The spray of glass whooshed up my nose.
I don't remember that moment - or the three days that followed.
My family, largely citing the newspaper, filled me in.
I was 16 and riding shotgun when a friend zipped through a red light. This caused the first car to T-bone the passenger door. The trajectory of that rammed us head-on into a pickup truck.
The passenger side - and especially its windows - imploded on me as the first collision's epicenter.
To this day, scars dribble from my nostril, and my septum is "deviated" - the clinical term for crooked.
The driver, Dave, later recalled shrieking at the sky, clutching my juddering body until the ambulances arrived. He thought he'd killed his best friend.
I don't remember that. He'll never forget it.
The first thing I remember is coming to days later, with family and many friends stooped over, staring at me.
I asked them what had happened. Apparently, I'd been doing so for the past three days - several times a minute, without recalling what they'd said seconds before. I'd also been asking for "softies" - a word I apparently made up as my brain swelled to describe a milkshake.
They told me I'd been in a car accident and sustained a concussion. I also had lacerations and stitches fastening my nose, mouth and hands, and broke my nose and cheekbone.
A month later, surgeons extracted a pinky-finger-sized shard of glass wedged in my nasal passage. That was a surprise to us all. While I'll likely never remember the pain of the crash, I'll certainly never forget the agony of that operation.
From the moment I left the hospital, I swore I'd never get into a car without a seatbelt. Nobody does in the United States, anyway.
Then, I arrived in China and did so every day for the past seven years.
I even forget to buckle up when I visit the US, until family and friends gloweringly remind me.
But all of that changed last week in Beijing.
That's not because I've suddenly realized the virtues of seatbelts to which I'd avowed after the accidents, without which, I doubt I would have survived.
Actually, I realize I'd forgotten that pledge and the collisions' trauma in general - something that astonishes me upon re-visitation.
Rather, it's because the taxi drivers have been demanding I buckle up in the past few days because of new seatbelt law enforcement.
This new rule - or, at least the execution of old laws - has resuscitated memories of this crash when I was 16.
It also forces me to recall when I mistook a two-way for a four-way stop, after dropping off at work my girlfriend - now my wife and mother to our daughter - weeks before leaving for China.
The airbag punched me in the face, and fluid from the car's guts slapped my eyes. My Saturn's front was divided into a fraction of its former form.
I stepped out dazed and terrified but with only a goose egg and whiplash.

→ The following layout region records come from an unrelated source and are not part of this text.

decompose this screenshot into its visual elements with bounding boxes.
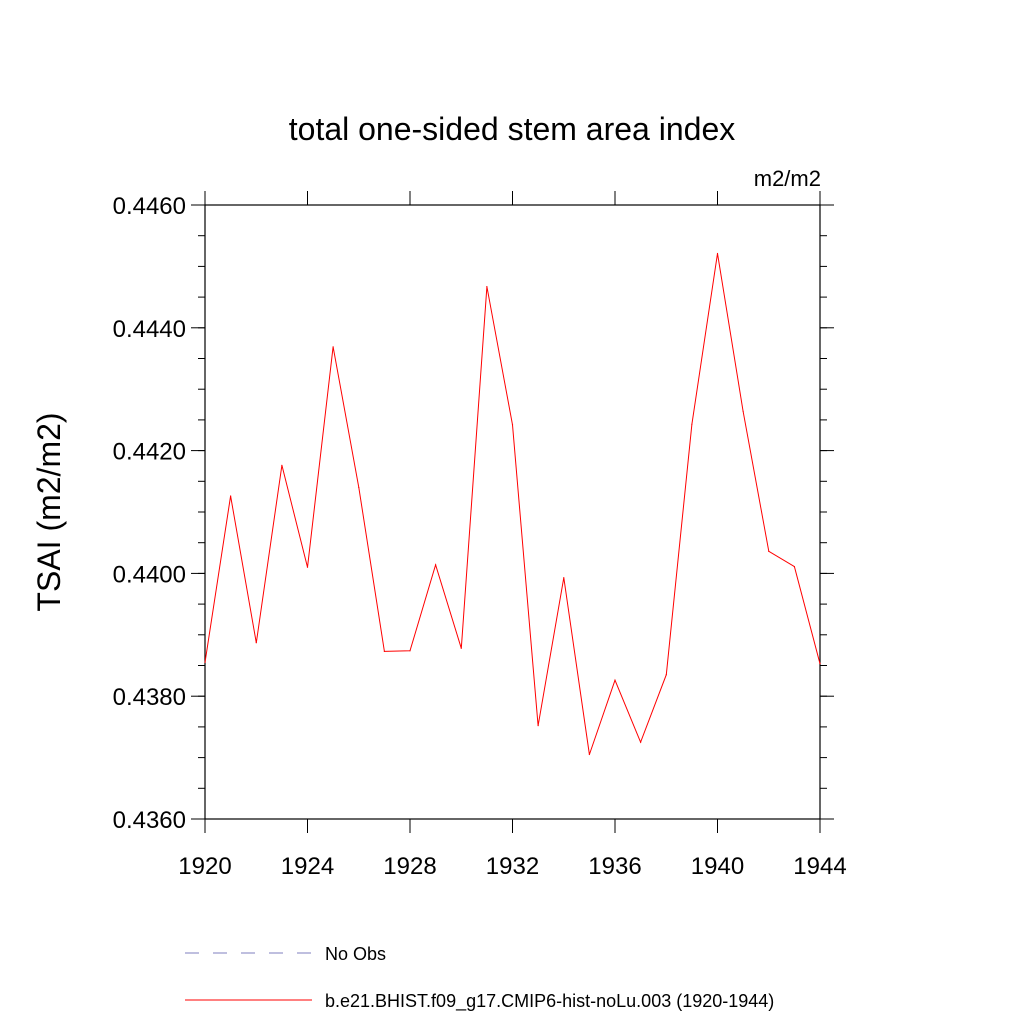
x-tick-labels: 1920 1924 1928 1932 1936 1940 1944 [178,853,846,880]
x-tick-label: 1920 [178,853,231,880]
data-point [665,674,667,676]
data-point [460,647,462,649]
data-point [230,495,232,497]
legend-label-model-run: b.e21.BHIST.f09_g17.CMIP6-hist-noLu.003 … [325,991,774,1012]
data-point [358,486,360,489]
x-tick-label: 1928 [383,853,436,880]
data-point [383,650,385,652]
y-tick-labels: 0.4360 0.4380 0.4400 0.4420 0.4440 0.4460 [113,193,186,834]
data-point [204,661,206,664]
x-tick-label: 1936 [588,853,641,880]
x-tick-label: 1944 [793,853,846,880]
data-point [332,346,334,348]
units-label: m2/m2 [754,166,821,191]
y-tick-label: 0.4460 [113,193,186,220]
chart-title: total one-sided stem area index [289,111,735,147]
series-line-model-run [204,253,821,755]
data-point [716,252,719,255]
data-point [768,550,770,552]
data-point [819,663,821,665]
data-point [409,650,411,652]
y-tick-label: 0.4420 [113,439,186,466]
y-axis-label: TSAI (m2/m2) [31,412,67,611]
data-point [563,577,565,579]
data-point [691,423,693,425]
data-point [793,566,795,568]
plot-frame [204,204,821,820]
tick-marks [191,191,834,833]
y-tick-label: 0.4360 [113,807,186,834]
data-point [614,679,616,681]
data-point [511,424,514,426]
data-point [640,741,642,743]
data-point [281,464,283,466]
data-point [588,753,590,756]
series-layer [204,252,821,756]
data-point [435,564,437,566]
x-tick-label: 1924 [281,853,334,880]
data-point [537,725,539,727]
data-point [742,410,744,412]
data-point [306,566,309,568]
data-point [255,642,257,644]
y-tick-label: 0.4440 [113,316,186,343]
legend: No Obs b.e21.BHIST.f09_g17.CMIP6-hist-no… [185,944,774,1012]
data-point [486,286,488,288]
legend-label-no-obs: No Obs [325,944,386,964]
x-tick-label: 1940 [691,853,744,880]
y-tick-label: 0.4380 [113,684,186,711]
y-tick-label: 0.4400 [113,561,186,588]
x-tick-label: 1932 [486,853,539,880]
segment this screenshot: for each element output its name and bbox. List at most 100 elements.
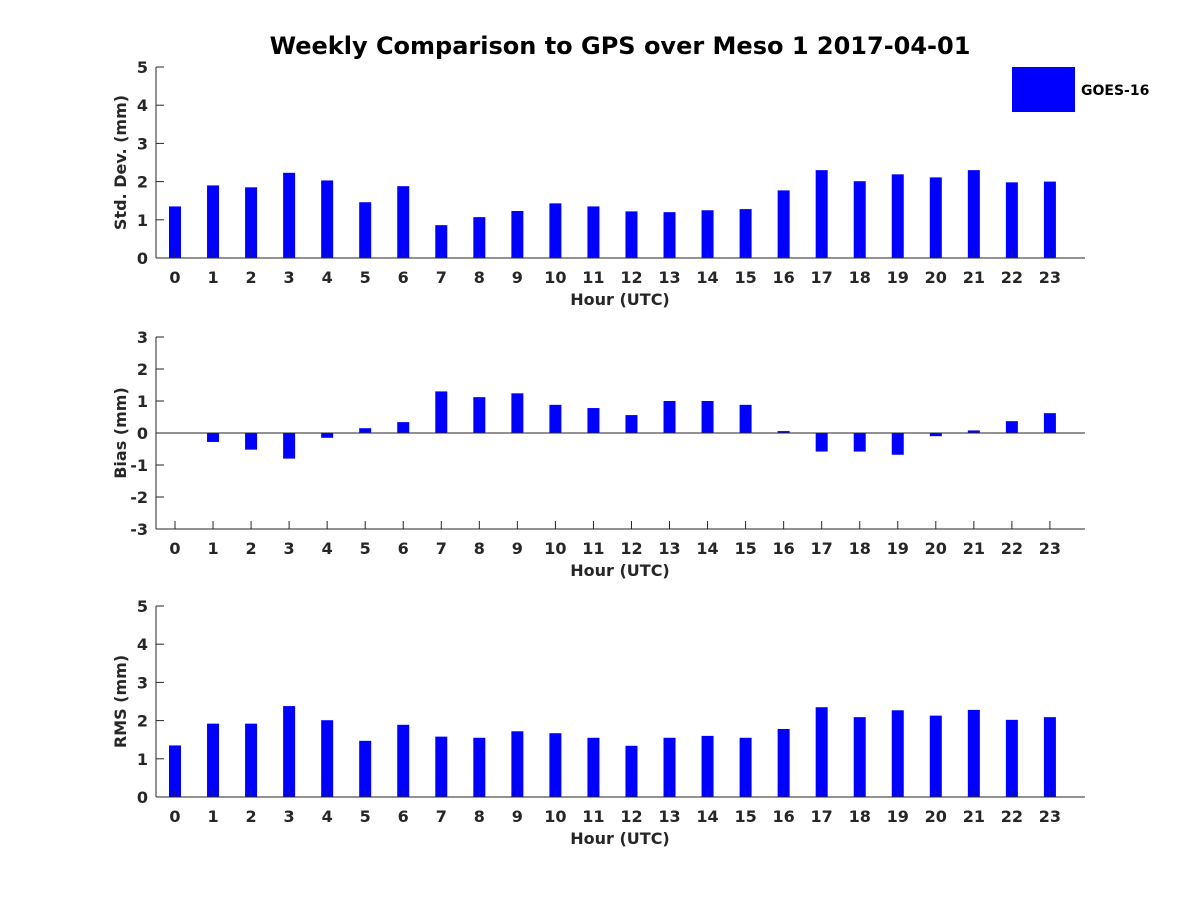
bar-3-hour-1: [207, 723, 220, 797]
x-tick-label: 7: [436, 539, 447, 558]
bar-1-hour-11: [587, 206, 600, 258]
y-tick-label: 5: [137, 58, 148, 77]
x-tick-label: 5: [360, 807, 371, 826]
x-tick-label: 1: [207, 268, 218, 287]
bar-3-hour-3: [283, 706, 296, 797]
x-tick-label: 0: [169, 539, 180, 558]
x-tick-label: 6: [398, 807, 409, 826]
bar-3-hour-22: [1005, 719, 1018, 797]
x-tick-label: 7: [436, 807, 447, 826]
bar-1-hour-22: [1005, 182, 1018, 258]
y-tick-label: 1: [137, 750, 148, 769]
bar-1-hour-15: [739, 209, 752, 258]
x-tick-label: 8: [474, 268, 485, 287]
bar-3-hour-18: [853, 717, 866, 797]
x-tick-label: 21: [963, 807, 985, 826]
bar-1-hour-20: [929, 177, 942, 258]
bar-2-hour-11: [587, 408, 600, 433]
x-tick-label: 8: [474, 539, 485, 558]
x-tick-label: 5: [360, 268, 371, 287]
x-tick-label: 18: [849, 807, 871, 826]
x-tick-label: 15: [734, 807, 756, 826]
bar-1-hour-17: [815, 170, 828, 258]
legend-swatch-goes16: [1012, 67, 1075, 112]
x-tick-label: 17: [811, 268, 833, 287]
bar-3-hour-20: [929, 715, 942, 797]
bar-3-hour-23: [1043, 717, 1056, 797]
x-tick-label: 13: [658, 268, 680, 287]
bar-3-hour-21: [967, 709, 980, 797]
bar-2-hour-8: [473, 397, 486, 433]
bar-3-hour-6: [397, 724, 410, 797]
x-tick-label: 22: [1001, 539, 1023, 558]
bar-3-hour-13: [663, 737, 676, 797]
x-tick-label: 3: [284, 539, 295, 558]
x-tick-label: 17: [811, 807, 833, 826]
x-tick-label: 6: [398, 539, 409, 558]
x-axis-label: Hour (UTC): [570, 829, 670, 848]
x-tick-label: 16: [773, 807, 795, 826]
bar-3-hour-5: [359, 740, 372, 797]
x-tick-label: 20: [925, 539, 947, 558]
x-tick-label: 13: [658, 539, 680, 558]
x-tick-label: 17: [811, 539, 833, 558]
bar-1-hour-12: [625, 211, 638, 258]
x-tick-label: 0: [169, 807, 180, 826]
bar-1-hour-5: [359, 202, 372, 258]
x-tick-label: 9: [512, 268, 523, 287]
x-tick-label: 12: [620, 539, 642, 558]
x-tick-label: 19: [887, 539, 909, 558]
x-tick-label: 2: [246, 268, 257, 287]
bar-1-hour-0: [169, 206, 181, 258]
y-axis-label: RMS (mm): [111, 655, 130, 748]
bar-3-hour-16: [777, 729, 790, 797]
x-tick-label: 18: [849, 268, 871, 287]
bar-2-hour-21: [967, 430, 980, 433]
x-tick-label: 9: [512, 807, 523, 826]
bar-2-hour-20: [929, 433, 942, 437]
x-tick-label: 15: [734, 539, 756, 558]
x-tick-label: 16: [773, 268, 795, 287]
bar-2-hour-22: [1005, 421, 1018, 433]
x-tick-label: 6: [398, 268, 409, 287]
y-tick-label: 4: [137, 96, 148, 115]
bar-2-hour-1: [207, 433, 220, 442]
x-tick-label: 18: [849, 539, 871, 558]
y-tick-label: -2: [130, 488, 148, 507]
bar-2-hour-4: [321, 433, 334, 438]
bar-2-hour-19: [891, 433, 904, 455]
bar-1-hour-14: [701, 210, 714, 258]
chart-title: Weekly Comparison to GPS over Meso 1 201…: [270, 32, 971, 60]
x-tick-label: 21: [963, 539, 985, 558]
bar-2-hour-3: [283, 433, 296, 459]
bar-2-hour-18: [853, 433, 866, 452]
y-tick-label: -1: [130, 456, 148, 475]
x-tick-label: 14: [696, 807, 718, 826]
legend: GOES-16: [1012, 67, 1149, 112]
x-tick-label: 19: [887, 807, 909, 826]
bar-3-hour-2: [245, 723, 258, 797]
bar-3-hour-4: [321, 720, 334, 797]
x-tick-label: 3: [284, 807, 295, 826]
legend-label-goes16: GOES-16: [1081, 83, 1149, 99]
x-tick-label: 23: [1039, 268, 1061, 287]
bar-1-hour-6: [397, 186, 410, 258]
x-tick-label: 11: [582, 807, 604, 826]
bar-2-hour-9: [511, 393, 524, 433]
y-tick-label: 1: [137, 392, 148, 411]
bar-3-hour-8: [473, 737, 486, 797]
y-tick-label: 0: [137, 424, 148, 443]
x-tick-label: 7: [436, 268, 447, 287]
bar-3-hour-10: [549, 733, 562, 797]
x-tick-label: 9: [512, 539, 523, 558]
bar-2-hour-6: [397, 422, 410, 433]
bar-1-hour-23: [1043, 181, 1056, 258]
x-tick-label: 19: [887, 268, 909, 287]
x-tick-label: 13: [658, 807, 680, 826]
bar-3-hour-9: [511, 731, 524, 797]
x-tick-label: 22: [1001, 268, 1023, 287]
x-tick-label: 16: [773, 539, 795, 558]
y-axis-label: Bias (mm): [111, 387, 130, 479]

It's extremely unlikely I would have survived being ricocheted against that car going 105 km/h if I hadn't been wearing my seatbelt.
So, like when I was a teen, I emerged alive from that crinkled shell of a car.
Yet, when we came to China, both my wife and I, from day one, got used to the unbuckled culture. And, aside from vehicles, we enjoyed the freeriding, unrestrained character of the country.
We still do.
But, ultimately, and especially since our 16-month-old daughter often rides in cabs with us, I'm happy to see this new law for her, and for everyone, including myself.
I reset everything I knew when I arrived here to adapt.
But I realize I'd forgotten some vital lessons I've learned back home that are worth remembering.
And that's steering me in a new direction.
After all, if I hadn't been wearing my seatbelt at those two moments - which were as unexpected as any might be - I likely wouldn't have lived to come to China to remember why I used to feel so adamantly about wearing it in the first place.